If you’re up to your eyeballs in chanterelles, lucky you, and any kind of fancy mushrooms would be excellent here, but basic button or cremini mushrooms also turn out very good. You could use your leftover parsley to make a little salad dressed with lemon juice, olive oil, and salt and pepper for a counterpoint to the richness of the soup. And crummy croutons should be an actual crime — all you have to do to make delicious ones is fry some bread cubes in olive oil and butter (salt and pepper them, though, too). This makes about 4 to 6 servings, enough for a lunch or light supper for two, then to make The Fancy Version of My Mom’s Tuna Noodle Casserole.
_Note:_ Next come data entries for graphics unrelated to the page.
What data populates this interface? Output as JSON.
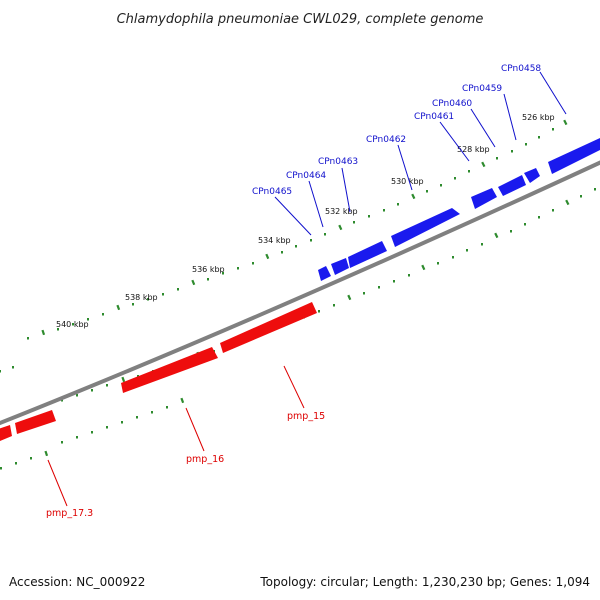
{
  "title": "Chlamydophila pneumoniae CWL029, complete genome",
  "footer": {
    "accession": "Accession: NC_000922",
    "info": "Topology: circular; Length: 1,230,230 bp; Genes: 1,094"
  },
  "colors": {
    "forward_gene": "#1a1aee",
    "reverse_gene": "#ee0d0d",
    "backbone": "#808080",
    "ticks": "#2e8b2e",
    "label_forward": "#1010cc",
    "label_reverse": "#dd0000"
  },
  "scale_labels": [
    "526 kbp",
    "528 kbp",
    "530 kbp",
    "532 kbp",
    "534 kbp",
    "536 kbp",
    "538 kbp",
    "540 kbp"
  ],
  "forward_genes": [
    "CPn0458",
    "CPn0459",
    "CPn0460",
    "CPn0461",
    "CPn0462",
    "CPn0463",
    "CPn0464",
    "CPn0465"
  ],
  "reverse_genes": [
    "pmp_15",
    "pmp_16",
    "pmp_17.3"
  ]
}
  • 1 lb. mushrooms, basic or fancy
  • 7 tablespoons butter
  • 1 tablespoon plus 1 teaspoon dry sherry
  • ½ cup yellow onion, minced
  • 3 tablespoons all-purpose flour
  • 4 cups chicken stock (or substitute vegetable stock)
  • A couple fresh bay leaves (or 1 dry one)
  • Kosher salt
  • ¼ cup heavy cream, plus more for drizzling (spring for organic if you can)
  • Fresh Italian parsley, chopped (enough for garnish)
  • Buttery homemade croutons (optional, but not very)
  1. Slice about 1 cup of the mushroom caps. Chop the rest of the caps and stems.
  2. Melt 3 tablespoons of the butter in a large pot over medium heat. Add sliced mushroom caps and sauté until beginning to soften, just a few minutes; add a tablespoon of sherry and cook it off. Remove sliced mushrooms, and reserve — let any extra melted mushroomy butter stay in the pot!
  3. Add 4 more tablespoons of butter, the chopped mushrooms and the onion. Turn down to medium-low and cook, stirring occasionally, until the mushrooms are tender and the onion is getting translucent, about 8-10 minutes.
  4. Sprinkle the flour over the mushrooms and onion, then stir over medium-low heat for 3 minutes.
  5. Slowly add the chicken stock, stirring constantly. Bring to a simmer.
  6. Add the bay leaves plus a pinch of salt, then simmer over medium-low heat for 15 to 20 minutes, stirring occasionally, until it thickens a bit.
  7. Fish out the bay leaves. Puree the soup to smoothness of your liking with a hand-blender or in batches in a regular blender.
  8. Add in the cooked mushrooms, a teaspoon of sherry, and ¼ teaspoon salt, then slowly stir in the cream. Taste and adjust the seasoning with more salt, cream and sherry as necessary. Heat over very low for another 5 minutes or so.
  9. Serve hot, garnished with the parsley, a drizzle of cream and lots of buttery croutons.

The Fancy (But Still Very Easy) Version of My Mom’s Tuna Noodle Casserole

Preheat oven to 350 degrees. Cook about 8 ounces of egg tagliatelle al dente. Cook about 1 cup of frozen organic petite peas just until plumped up and bright green (unless you have fresh shelled peas, though that’d be odd, as this is a cold-weather dish). Put these in a medium-size buttered casserole dish, along with about 1¾ cups Best-Ever Easy Homemade Cream of Mushroom Soup (substitute: one can organic cream of mushroom soup and ½ cup organic cream or half-and-half), 1 can of tuna packed in olive oil (drained and flaked with a fork), about 1 cup of grated Gruyère (substitute any cheese[s] you like), a dash of hot sauce, several grindings of black pepper and a sprinkle of Kosher salt. Stir to combine, then top with breadcrumbs and/or grated Parmesan. Bake 25-35 minutes; check for too-soupiness by sticking a knife to the bottom of the middle. Probably serves only two (maybe with leftovers) because people eat a lot of it — you might want to double.